On the surface it's a swap of a 22 year old 3.64 ERA in AA for a 24 year old .625 OPS in A+, but...well actually that kind of tells the story right there. But while I would've rather dropped the worthless Sean White and hung on to Bazardo for at least a little while longer to see what happens, he seems to have left his velocity at the doctor's office, as injuries have forced him into throwing a substantially softer fastball than he used to. And that velocity will probably never come back, at least not all the way, meaning at this point he's basically a back-of-the-rotation minor league starter surviving on his past reputation.

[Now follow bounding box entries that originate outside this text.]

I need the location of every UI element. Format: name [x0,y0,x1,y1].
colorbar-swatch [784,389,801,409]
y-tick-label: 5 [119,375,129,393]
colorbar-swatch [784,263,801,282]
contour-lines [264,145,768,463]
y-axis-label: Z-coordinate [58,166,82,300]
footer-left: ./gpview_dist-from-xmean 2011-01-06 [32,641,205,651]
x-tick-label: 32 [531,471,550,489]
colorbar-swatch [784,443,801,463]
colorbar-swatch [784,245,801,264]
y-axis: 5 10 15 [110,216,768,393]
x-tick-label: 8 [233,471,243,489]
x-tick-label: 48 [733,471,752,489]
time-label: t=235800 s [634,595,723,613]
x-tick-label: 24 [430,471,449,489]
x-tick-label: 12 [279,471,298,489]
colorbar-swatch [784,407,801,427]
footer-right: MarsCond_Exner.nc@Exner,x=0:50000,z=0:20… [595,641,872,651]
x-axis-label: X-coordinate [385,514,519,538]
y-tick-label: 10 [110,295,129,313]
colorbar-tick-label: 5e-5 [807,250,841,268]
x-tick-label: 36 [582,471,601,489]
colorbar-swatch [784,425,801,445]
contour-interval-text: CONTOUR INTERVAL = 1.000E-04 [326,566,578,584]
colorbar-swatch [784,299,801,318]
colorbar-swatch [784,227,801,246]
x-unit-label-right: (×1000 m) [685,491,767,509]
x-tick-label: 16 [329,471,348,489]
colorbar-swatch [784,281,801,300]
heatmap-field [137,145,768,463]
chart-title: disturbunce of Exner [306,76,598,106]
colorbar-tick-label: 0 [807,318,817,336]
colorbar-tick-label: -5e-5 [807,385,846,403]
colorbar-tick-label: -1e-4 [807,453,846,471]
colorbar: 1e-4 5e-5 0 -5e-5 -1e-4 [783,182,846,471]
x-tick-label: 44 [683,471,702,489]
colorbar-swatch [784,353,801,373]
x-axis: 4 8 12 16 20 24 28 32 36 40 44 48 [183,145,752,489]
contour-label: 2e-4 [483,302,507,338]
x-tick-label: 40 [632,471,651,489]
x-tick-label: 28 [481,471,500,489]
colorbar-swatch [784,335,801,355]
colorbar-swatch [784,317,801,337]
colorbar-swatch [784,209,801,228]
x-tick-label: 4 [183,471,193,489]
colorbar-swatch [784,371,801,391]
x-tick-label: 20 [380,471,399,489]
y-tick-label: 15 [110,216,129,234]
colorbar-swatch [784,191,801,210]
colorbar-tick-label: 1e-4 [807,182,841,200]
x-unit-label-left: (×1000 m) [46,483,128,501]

If he ever makes the Majors, it'll almost certainly be as a middle reliever, the most replaceable commodity in baseball.

So, there you have it from a Mariners site...Bazardo is not the same type of pitcher he was when the Mariners picked him up from the Marlins in exchange for Ron Villone, a move that looked very good for Seattle at the time. While there is talk that his arm is not the same as it once was, Baseball America still reports that he is a "power arm," using the term several times to describe Bazardo:
Bazardo has been pitching for Venezuela in the recently concluded Caribbean Series, which provided the Mariners with an opportunity to showcase his talents. Bazardo looked strong, flashing a fastball in low 90s with some late life. He was showing a good late-breaking curve as well, but his changeup has traditionally been his second best pitch. In 25 starts for Double-A San Antonio in 2006, Bazardo went 6-5, 3.64 with a 80-45 strikeout-walk ratio, 138 innings. The knock on Bazardo in the past is that his strikeout numbers have always been low for someone who has been clocked as high as 98 mph in his career.
[...]
Bazardo has never dominated as his power arm would suggest he should, but his skill set is harder to find than Frazier's.

"Power arms," as you know, are considered Dave Dombrowski's specialty. DD has an immense track record of making trades for pitchers that fit that broad description, and has made a living off of them making big splashes in the majors. While Bazardo may not have the same type of flash that some of the bigger names have had, he still may be a guy that can find a spot in the bullpen next season.

Frazier struggled mightily last season in Single-A Lakeland, only hitting 228/279/346 in 2006. In 2005 he was a little bit better for the West Michigan Whitecaps, hitting 287/349/453 for the low A club. As for Frazier's chances at making a splash in Detroit, I'm not sure. The Tigers organization has some good young OFs in Granderson, Maybin and Clevlen, so a 24 year old struggling in Class-A ball may have been lost in the future shuffle.

I think that this is a good move for the Tigers, as I think that it's low risk and the benefits could be much higher.